Les océans sont transformés en une gigantesque décharge. Une zone géante de déchets large de centaines de milliers de km2 a été découverte dans le Pacifique par l’océanographe Charles J. Moore. Une poubelle de la taille du Texas a également été repérée dans l’océan Atlantique.
Les forêts ont perdu depuis l’aube de l’agriculture une superficie difficile à évaluer, mais de l’ordre de 15 à 45 % de leur surface. 450 millions d’hectares ont disparu des régions tropicales entre 1960 et 1990. Le bilan des ressources en eau est aussi difficile à faire, et n’a de sens que régionalement. Nous utilisons annuellement la moitié des ressources d’eau douce disponible, en dégradant généralement sa qualité quand nous la restituons aux écosystèmes. Mac Neill cite l’estimation suivante qui est quand même significative : la consommation d’eau à la fin du XXè siècle représente 18% de la quantité d’eau douce s’écoulant sur la planète et l’utilisation directe ou indirecte en représente 54%. En 1700, l’humanité prélevait annuellement 110 km3 d’eau par habitant, elle en prélève 5190 km3 en 2000, soit 7 fois plus. A ce rythme même l’eau, une ressource très abondante sur la planète pourrait manquer.
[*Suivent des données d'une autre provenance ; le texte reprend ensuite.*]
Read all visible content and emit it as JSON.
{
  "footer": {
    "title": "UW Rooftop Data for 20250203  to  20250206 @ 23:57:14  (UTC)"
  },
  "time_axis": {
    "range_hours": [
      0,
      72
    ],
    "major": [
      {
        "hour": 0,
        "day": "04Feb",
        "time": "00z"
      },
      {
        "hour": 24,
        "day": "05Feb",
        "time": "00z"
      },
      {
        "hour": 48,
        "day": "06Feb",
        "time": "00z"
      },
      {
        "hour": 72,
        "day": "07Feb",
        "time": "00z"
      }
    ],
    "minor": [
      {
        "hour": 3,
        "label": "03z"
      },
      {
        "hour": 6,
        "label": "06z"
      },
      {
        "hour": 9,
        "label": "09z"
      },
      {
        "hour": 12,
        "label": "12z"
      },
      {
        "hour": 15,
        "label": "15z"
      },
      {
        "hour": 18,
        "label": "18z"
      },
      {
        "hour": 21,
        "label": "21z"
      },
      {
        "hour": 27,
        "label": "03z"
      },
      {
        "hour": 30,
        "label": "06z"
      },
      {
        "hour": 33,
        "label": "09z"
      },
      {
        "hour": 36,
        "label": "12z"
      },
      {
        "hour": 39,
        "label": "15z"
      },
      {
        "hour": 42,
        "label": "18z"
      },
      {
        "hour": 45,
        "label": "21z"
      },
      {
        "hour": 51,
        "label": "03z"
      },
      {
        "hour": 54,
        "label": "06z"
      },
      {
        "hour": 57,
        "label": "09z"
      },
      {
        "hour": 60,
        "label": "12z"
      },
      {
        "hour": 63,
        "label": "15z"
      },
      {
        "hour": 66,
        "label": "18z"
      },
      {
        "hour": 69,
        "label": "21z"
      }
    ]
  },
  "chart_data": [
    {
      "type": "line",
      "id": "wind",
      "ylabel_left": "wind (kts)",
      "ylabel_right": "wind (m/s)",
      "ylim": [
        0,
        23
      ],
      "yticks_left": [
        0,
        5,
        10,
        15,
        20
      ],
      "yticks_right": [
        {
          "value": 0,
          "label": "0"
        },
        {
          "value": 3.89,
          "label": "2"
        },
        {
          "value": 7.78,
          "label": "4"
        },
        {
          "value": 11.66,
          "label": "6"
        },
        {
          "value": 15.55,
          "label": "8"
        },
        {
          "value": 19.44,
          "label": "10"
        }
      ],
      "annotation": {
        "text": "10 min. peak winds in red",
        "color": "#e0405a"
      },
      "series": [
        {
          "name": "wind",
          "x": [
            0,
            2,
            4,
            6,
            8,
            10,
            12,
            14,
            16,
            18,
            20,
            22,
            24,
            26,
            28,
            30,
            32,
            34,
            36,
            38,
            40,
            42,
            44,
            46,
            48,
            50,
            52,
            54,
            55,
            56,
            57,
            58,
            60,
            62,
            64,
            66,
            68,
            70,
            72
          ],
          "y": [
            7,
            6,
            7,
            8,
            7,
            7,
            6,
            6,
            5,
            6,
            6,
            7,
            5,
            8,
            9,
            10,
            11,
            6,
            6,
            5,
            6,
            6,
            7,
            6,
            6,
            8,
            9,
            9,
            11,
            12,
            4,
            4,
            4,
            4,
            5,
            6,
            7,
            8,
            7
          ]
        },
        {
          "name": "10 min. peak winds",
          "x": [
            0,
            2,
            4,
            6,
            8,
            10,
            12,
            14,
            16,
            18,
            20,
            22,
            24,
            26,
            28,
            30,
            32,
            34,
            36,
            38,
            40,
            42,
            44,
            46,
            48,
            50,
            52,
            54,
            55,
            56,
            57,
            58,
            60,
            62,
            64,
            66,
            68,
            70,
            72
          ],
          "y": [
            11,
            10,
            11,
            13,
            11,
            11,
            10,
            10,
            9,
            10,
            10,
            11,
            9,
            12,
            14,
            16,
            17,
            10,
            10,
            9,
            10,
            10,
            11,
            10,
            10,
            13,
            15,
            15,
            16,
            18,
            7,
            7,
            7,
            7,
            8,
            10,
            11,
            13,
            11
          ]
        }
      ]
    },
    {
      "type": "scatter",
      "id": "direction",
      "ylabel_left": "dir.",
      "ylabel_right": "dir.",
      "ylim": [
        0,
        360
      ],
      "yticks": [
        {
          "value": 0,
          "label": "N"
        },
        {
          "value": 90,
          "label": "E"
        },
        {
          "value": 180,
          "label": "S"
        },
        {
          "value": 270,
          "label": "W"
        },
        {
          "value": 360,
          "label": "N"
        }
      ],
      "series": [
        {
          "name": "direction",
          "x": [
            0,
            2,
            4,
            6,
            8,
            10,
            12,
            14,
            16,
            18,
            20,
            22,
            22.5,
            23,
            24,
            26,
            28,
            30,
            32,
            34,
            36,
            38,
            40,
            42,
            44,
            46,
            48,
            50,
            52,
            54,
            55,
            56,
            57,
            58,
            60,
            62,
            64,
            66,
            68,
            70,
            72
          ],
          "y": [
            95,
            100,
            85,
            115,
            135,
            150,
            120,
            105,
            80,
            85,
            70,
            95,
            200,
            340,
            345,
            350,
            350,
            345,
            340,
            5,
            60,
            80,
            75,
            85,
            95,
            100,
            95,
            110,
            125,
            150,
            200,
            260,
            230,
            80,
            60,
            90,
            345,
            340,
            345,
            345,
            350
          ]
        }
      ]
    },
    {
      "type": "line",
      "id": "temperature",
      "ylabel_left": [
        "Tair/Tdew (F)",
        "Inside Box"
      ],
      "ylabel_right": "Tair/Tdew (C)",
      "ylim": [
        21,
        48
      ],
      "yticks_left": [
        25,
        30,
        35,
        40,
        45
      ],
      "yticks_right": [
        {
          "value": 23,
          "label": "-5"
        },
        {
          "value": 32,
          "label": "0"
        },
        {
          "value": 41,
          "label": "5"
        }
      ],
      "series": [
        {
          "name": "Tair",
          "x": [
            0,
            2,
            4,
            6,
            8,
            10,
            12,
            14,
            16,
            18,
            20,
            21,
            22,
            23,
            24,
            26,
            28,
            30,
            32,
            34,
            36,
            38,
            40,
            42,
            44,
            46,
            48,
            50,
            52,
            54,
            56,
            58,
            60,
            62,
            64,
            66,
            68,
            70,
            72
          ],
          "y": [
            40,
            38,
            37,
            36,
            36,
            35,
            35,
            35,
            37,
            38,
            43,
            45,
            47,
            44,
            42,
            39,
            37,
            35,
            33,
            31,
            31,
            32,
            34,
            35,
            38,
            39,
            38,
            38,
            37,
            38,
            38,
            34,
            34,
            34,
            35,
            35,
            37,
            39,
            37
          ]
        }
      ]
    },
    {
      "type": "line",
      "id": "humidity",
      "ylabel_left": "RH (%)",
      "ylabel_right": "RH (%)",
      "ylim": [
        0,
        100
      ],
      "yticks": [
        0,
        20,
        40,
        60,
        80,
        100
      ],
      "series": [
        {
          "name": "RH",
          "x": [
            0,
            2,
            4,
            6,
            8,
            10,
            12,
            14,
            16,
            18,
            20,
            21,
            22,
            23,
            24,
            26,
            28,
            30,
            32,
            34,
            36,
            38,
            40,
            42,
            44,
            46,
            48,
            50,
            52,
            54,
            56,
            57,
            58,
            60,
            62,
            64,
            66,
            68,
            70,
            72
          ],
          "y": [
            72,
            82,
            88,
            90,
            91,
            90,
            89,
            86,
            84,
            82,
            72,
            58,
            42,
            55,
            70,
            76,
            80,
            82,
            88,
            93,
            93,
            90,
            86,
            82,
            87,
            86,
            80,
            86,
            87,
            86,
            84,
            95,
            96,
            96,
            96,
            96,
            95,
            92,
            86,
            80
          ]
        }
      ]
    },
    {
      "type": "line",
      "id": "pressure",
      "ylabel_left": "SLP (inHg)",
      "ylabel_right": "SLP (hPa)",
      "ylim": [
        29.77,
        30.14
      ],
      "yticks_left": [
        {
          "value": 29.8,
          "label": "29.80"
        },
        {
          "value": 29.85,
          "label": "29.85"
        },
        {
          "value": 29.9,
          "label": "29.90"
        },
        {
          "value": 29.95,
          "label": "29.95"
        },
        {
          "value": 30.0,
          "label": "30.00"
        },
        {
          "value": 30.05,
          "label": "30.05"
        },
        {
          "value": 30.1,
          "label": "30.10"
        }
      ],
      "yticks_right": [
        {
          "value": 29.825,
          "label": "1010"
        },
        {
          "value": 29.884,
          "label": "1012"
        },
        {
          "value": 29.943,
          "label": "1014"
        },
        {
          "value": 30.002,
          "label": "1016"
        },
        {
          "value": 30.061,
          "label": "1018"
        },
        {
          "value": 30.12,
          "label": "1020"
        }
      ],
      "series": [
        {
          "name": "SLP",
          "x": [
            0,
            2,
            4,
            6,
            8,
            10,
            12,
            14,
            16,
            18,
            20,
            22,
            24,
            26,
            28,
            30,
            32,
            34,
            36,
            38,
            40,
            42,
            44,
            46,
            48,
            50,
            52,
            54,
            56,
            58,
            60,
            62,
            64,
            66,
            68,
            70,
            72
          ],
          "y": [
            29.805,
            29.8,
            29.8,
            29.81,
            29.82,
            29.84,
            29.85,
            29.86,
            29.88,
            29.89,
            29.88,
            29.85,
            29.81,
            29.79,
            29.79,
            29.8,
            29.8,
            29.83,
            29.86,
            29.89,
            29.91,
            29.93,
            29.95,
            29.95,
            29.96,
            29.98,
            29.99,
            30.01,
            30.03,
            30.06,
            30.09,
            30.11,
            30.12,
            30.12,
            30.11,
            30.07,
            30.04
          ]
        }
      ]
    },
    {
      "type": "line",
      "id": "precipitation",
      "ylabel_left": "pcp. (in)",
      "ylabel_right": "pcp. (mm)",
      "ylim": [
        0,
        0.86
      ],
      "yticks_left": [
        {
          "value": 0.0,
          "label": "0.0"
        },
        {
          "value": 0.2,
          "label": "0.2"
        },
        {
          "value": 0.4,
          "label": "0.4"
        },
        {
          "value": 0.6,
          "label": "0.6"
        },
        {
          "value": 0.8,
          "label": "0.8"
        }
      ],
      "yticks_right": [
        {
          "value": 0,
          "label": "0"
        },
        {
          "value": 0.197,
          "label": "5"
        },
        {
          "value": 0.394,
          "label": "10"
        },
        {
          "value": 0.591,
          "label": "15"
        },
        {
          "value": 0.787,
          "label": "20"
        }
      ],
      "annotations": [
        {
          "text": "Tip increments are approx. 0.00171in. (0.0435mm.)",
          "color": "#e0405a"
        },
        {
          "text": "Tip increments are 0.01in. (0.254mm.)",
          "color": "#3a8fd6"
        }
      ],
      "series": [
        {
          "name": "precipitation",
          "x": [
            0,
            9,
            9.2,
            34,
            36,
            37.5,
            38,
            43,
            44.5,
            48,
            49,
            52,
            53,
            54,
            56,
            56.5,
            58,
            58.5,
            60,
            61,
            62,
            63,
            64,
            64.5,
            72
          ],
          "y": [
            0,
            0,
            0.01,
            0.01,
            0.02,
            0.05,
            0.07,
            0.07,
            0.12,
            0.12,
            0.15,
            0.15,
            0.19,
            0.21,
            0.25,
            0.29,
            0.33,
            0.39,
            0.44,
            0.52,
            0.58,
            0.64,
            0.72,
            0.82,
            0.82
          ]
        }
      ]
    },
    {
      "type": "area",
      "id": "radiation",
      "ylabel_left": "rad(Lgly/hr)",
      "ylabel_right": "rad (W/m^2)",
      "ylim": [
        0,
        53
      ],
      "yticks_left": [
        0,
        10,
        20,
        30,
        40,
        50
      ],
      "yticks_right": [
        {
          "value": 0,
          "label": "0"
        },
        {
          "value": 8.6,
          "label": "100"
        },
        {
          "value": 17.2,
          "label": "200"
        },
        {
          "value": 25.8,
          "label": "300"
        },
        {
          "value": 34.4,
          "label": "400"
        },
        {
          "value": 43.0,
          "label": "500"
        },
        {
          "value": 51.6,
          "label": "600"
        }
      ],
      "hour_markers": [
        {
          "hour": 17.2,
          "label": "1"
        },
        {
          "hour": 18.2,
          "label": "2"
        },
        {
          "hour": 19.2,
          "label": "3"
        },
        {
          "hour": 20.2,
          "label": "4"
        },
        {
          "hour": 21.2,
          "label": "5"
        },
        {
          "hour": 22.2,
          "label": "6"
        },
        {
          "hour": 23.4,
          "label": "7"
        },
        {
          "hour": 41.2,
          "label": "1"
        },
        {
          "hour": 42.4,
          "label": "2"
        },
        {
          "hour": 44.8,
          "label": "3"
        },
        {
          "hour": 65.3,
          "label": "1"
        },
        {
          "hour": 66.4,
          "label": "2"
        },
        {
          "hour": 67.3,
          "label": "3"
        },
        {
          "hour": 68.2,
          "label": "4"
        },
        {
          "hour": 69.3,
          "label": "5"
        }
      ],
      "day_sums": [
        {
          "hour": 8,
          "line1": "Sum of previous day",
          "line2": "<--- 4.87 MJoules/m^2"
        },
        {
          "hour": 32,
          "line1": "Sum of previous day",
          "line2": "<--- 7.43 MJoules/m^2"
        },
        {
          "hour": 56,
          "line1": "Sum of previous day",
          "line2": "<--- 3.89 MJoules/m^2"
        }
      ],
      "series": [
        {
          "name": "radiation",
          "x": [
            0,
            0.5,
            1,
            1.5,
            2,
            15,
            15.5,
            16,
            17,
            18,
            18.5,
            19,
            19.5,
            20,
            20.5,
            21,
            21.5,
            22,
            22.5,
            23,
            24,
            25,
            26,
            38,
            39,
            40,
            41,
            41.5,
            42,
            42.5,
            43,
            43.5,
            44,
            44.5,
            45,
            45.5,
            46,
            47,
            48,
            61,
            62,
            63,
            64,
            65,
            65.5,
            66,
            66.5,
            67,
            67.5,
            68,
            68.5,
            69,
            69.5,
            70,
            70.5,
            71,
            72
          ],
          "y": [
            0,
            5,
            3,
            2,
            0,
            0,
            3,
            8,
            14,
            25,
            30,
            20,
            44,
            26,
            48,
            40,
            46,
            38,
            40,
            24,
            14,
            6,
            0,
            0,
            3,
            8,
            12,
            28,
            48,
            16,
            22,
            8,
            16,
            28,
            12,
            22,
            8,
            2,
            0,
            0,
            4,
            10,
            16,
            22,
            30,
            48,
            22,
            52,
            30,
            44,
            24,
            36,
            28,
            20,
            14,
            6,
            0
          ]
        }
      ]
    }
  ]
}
La situation n’est pas meilleure du côté des sols. Près d’un quart des terres utilisées par l’humanité est dégradée[13] ? « Nous perdons chaque année 0,5% de notre capital-sol en soustrayant plusieurs milliers d’hectares par accroissement de nos cités et de nos routes, par nos pollutions par salinisation, par érosion ». La ruine progressive des sols va nous conduire à de nouvelles famines.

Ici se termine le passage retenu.